LISArD: Learning Image Similarity to Defend Against Gray-box Adversarial Attacks

TL;DR

This work tackles the realism gap in adversarial robustness by addressing gray-box attacks, where the attacker knows the architecture and training data but not model gradients. It introduces LISArD, a no-AT defense that jointly learns image similarity and classification by driving the cross-correlation matrix $M$ between clean and perturbed embeddings toward a diagonal identity, thereby reducing perturbation impact. The method leverages a combined loss ${\mathcal L} = \alpha ( {\mathcal L}_{C}+{\mathcal L}_{R}) + (1-\alpha) ( {\mathcal L}_{S}/\tau)$ with a gradually increasing $\alpha$ and a temperature $\tau$, training across multiple backbones and datasets without extra training cost.
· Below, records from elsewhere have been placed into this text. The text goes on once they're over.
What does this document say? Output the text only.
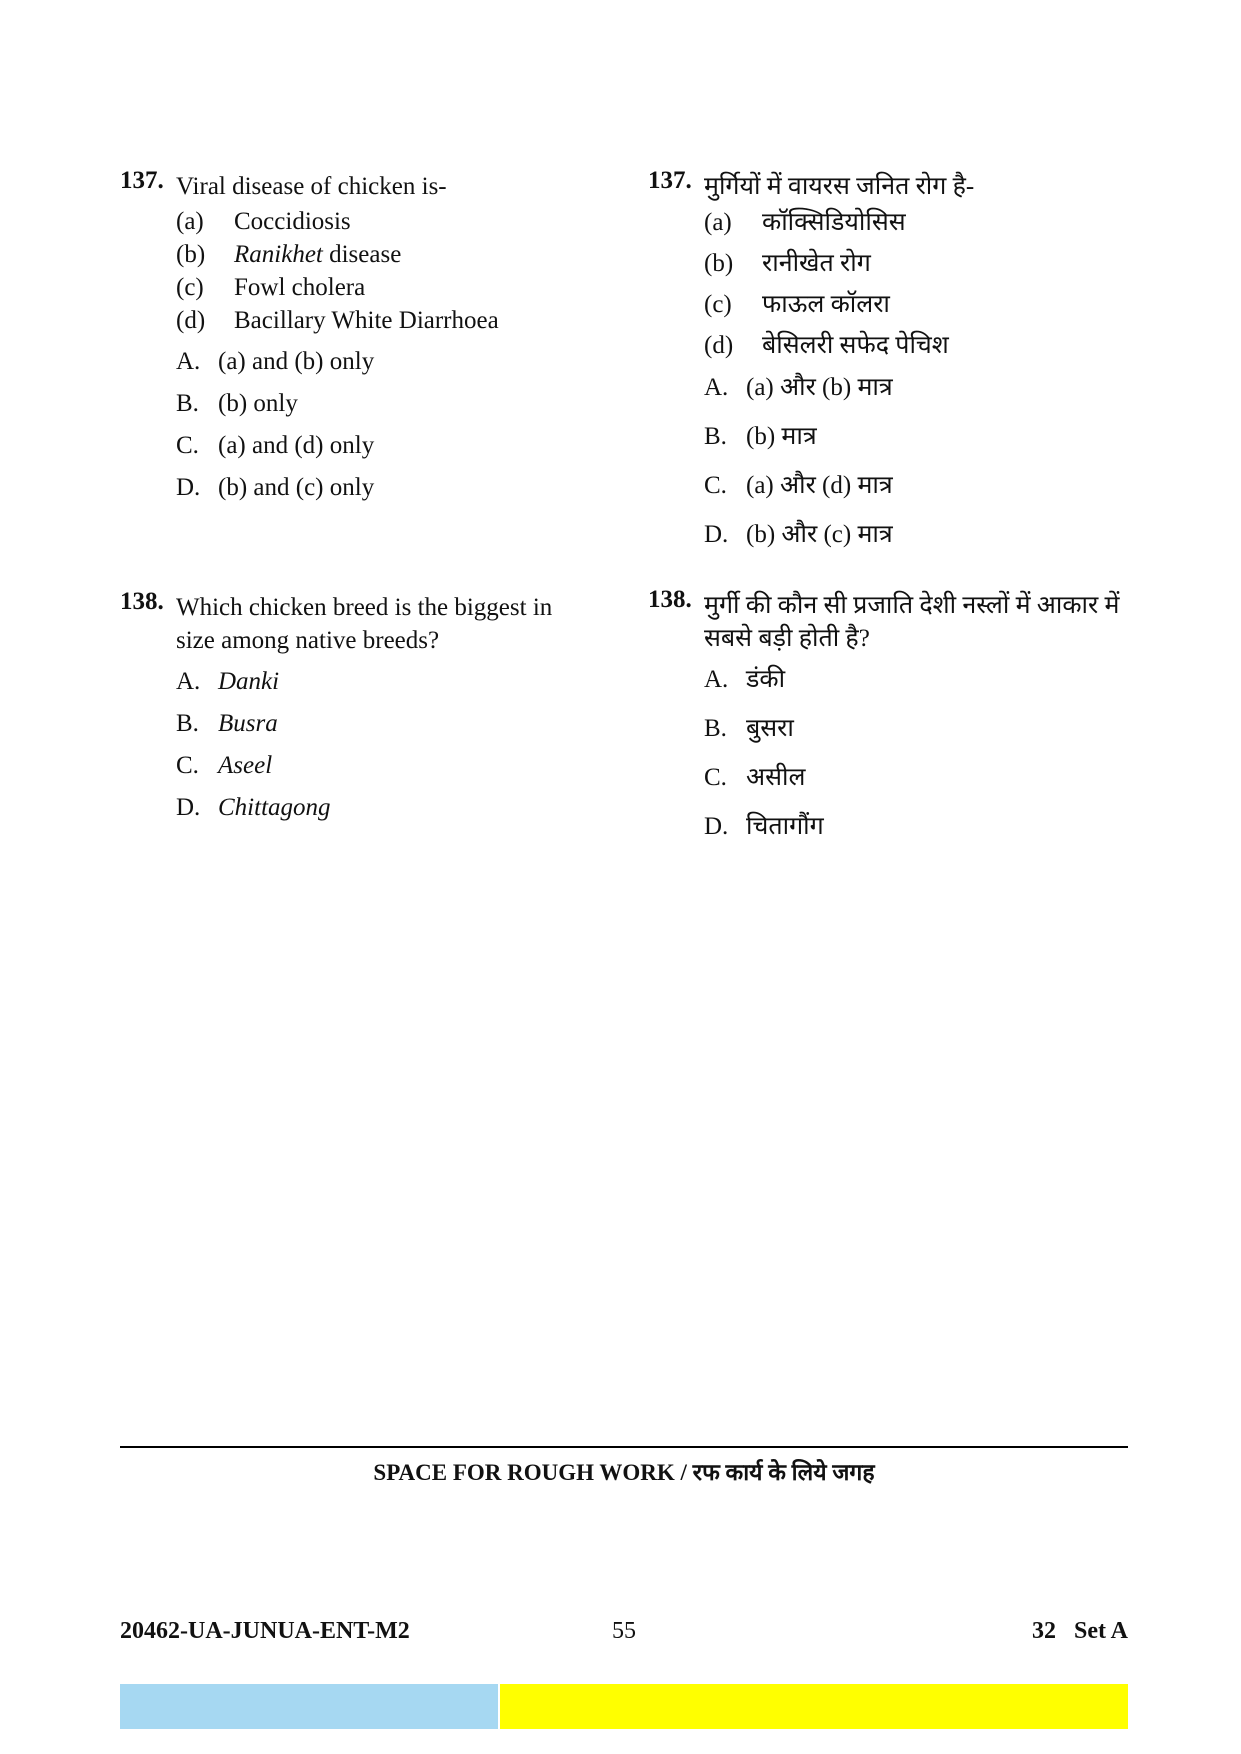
137. Viral disease of chicken is-
(a)	Coccidiosis
(b)	Ranikhet disease
(c)	Fowl cholera
(d)	Bacillary White Diarrhoea
A. (a) and (b) only
B. (b) only
C. (a) and (d) only
D. (b) and (c) only
138. Which chicken breed is the biggest in
size among native breeds?
A. Danki
B. Busra
C. Aseel
D. Chittagong
137. मुर्गियों में वायरस जनित रोग है-
(a)	कॉक्सिडियोसिस
(b)	रानीखेत रोग
(c)	फाऊल कॉलरा
(d)	बेसिलरी सफेद पेचिश
A. (a) और (b) मात्र
B. (b) मात्र
C. (a) और (d) मात्र
D. (b) और (c) मात्र
138. मुर्गी की कौन सी प्रजाति देशी नस्लों में आकार में
सबसे बड़ी होती है?
A. डंकी
B. बुसरा
C. असील
D. चितागौंग
SPACE FOR ROUGH WORK / रफ कार्य के लिये जगह
20462-UA-JUNUA-ENT-M2	55	32   Set A
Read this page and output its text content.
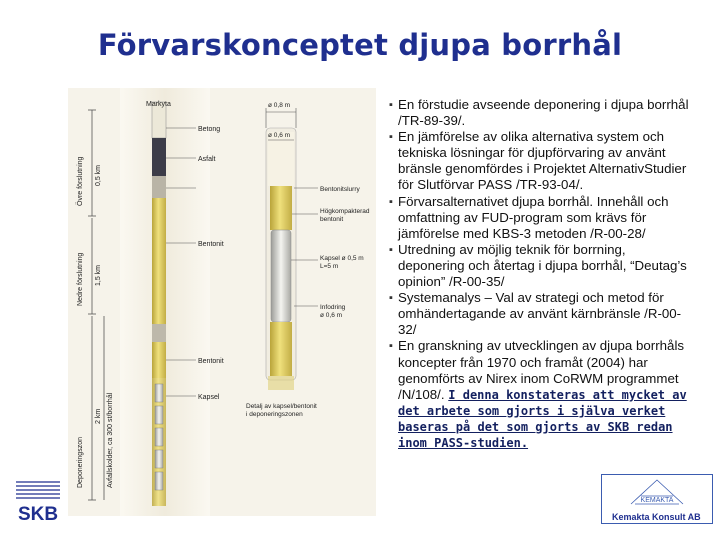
Förvarskonceptet djupa borrhål
Markyta
Betong
Asfalt
Bentonit
Bentonit
Kapsel
Övre förslutning 0,5 km
Nedre förslutning 1,5 km
Deponeringszon
2 km Avfallskolder, ca 300 st/borrhål
ø 0,8 m
ø 0,6 m
Bentonitslurry
Högkompakterad
bentonit
Kapsel ø 0,5 m
L=5 m
Infodring
ø 0,6 m
Detalj av kapsel/bentonit
i deponeringszonen
▪ En förstudie avseende deponering i djupa borrhål /TR-89-39/.
▪ En jämförelse av olika alternativa system och tekniska lösningar för djupförvaring av använt bränsle genomfördes i Projektet AlternativStudier för Slutförvar PASS /TR-93-04/.
▪ Förvarsalternativet djupa borrhål. Innehåll och omfattning av FUD-program som krävs för jämförelse med KBS-3 metoden /R-00-28/
▪ Utredning av möjlig teknik för borrning, deponering och återtag i djupa borrhål, “Deutag’s opinion” /R-00-35/
▪ Systemanalys – Val av strategi och metod för omhändertagande av använt kärnbränsle /R-00-32/
▪ En granskning av utvecklingen av djupa borrhåls koncepter från 1970 och framåt (2004) har genomförts av Nirex inom CoRWM programmet /N/108/. I denna konstateras att mycket av det arbete som gjorts i själva verket baseras på det som gjorts av SKB redan inom PASS-studien.
SKB
KEMAKTA
Kemakta Konsult AB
Empirical results show LISArD provides strong gray-box robustness across architectures and retains resilience in white-box settings, outperforming several Adversarial Distillation baselines, while offering practical benefits such as no additional models or adversarial samples during training. The work highlights the importance of image similarity objectives for robustness in realistic threat models and provides a publicly available implementation.

Abstract

State-of-the-art defense mechanisms are typically evaluated in the context of white-box attacks, which is not realistic, as it assumes the attacker can access the gradients of the target network. To protect against this scenario, Adversarial Training (AT) and Adversarial Distillation (AD) include adversarial examples during the training phase, and Adversarial Purification uses a generative model to reconstruct all the images given to the classifier. This paper considers an even more realistic evaluation scenario: gray-box attacks, which assume that the attacker knows the architecture and the dataset used to train the target network, but cannot access its gradients. We provide empirical evidence that models are vulnerable to gray-box attacks and propose LISArD, a defense mechanism that does not increase computational and temporal costs but provides robustness against gray-box and white-box attacks without including AT. Our method approximates a cross-correlation matrix, created with the embeddings of perturbed and clean images, to a diagonal matrix while simultaneously conducting classification learning. Our results show that LISArD can effectively protect against gray-box attacks, can be used in multiple architectures, and carries over its resilience to the white-box scenario. Also, state-of-the-art AD models underperform greatly when removing AT and/or moving to gray-box settings, highlighting the lack of robustness from existing approaches to perform in various conditions (aside from white-box settings). All the source code is available at https://github.com/Joana-Cabral/LISArD.

Figures (7)

• Figure 1: Comparison between the information available to an attacker when considering the different types of attacks. Image/Predictions Pairs refers only accessing a set of images given to the model and the respective prediction, Data and Architecture refers to knowing the target model architecture and dataset used to train it, and Model Gradients refers to controlling the model loss function.
• Figure 2: Types of approaches commonly used to defend against adversarial attacks. The Teacher Model refers to a previously trained model, usually bigger than the Student Model, that aids the latter by providing soft labels. The DDPM refers to a Denoising Diffusion Probabilistic Model (a generative model) that uses noise and denoise to produce a "purified" image.
• Figure 3: Overview of the conversion from embeddings to a matrix in the Learning Image Similarity component. $E$ refers to the size of the embeddings, which vary depending on the selected model.
• Figure 4: Overview of the LISArD architecture. The clean and noisy images are fed to the model, and the inner product is calculated using their respective embeddings. Both clean (orange) and noisy embeddings (green) are used to predict each class using an adaptive weight loss between $\mathcal{L}_{C}$ and $\mathcal{L}_{R}$ and $\mathcal{L}_{S}$.
• Figure 5: Comparison of the distributions for clean (blue) and attacked (red) images when considering a ResNet (left) and LISArD (right) for CIFAR-10. $\textit{d}'$ refers to the decidability measure, where values closer to 0 mean greater overlap between distributions.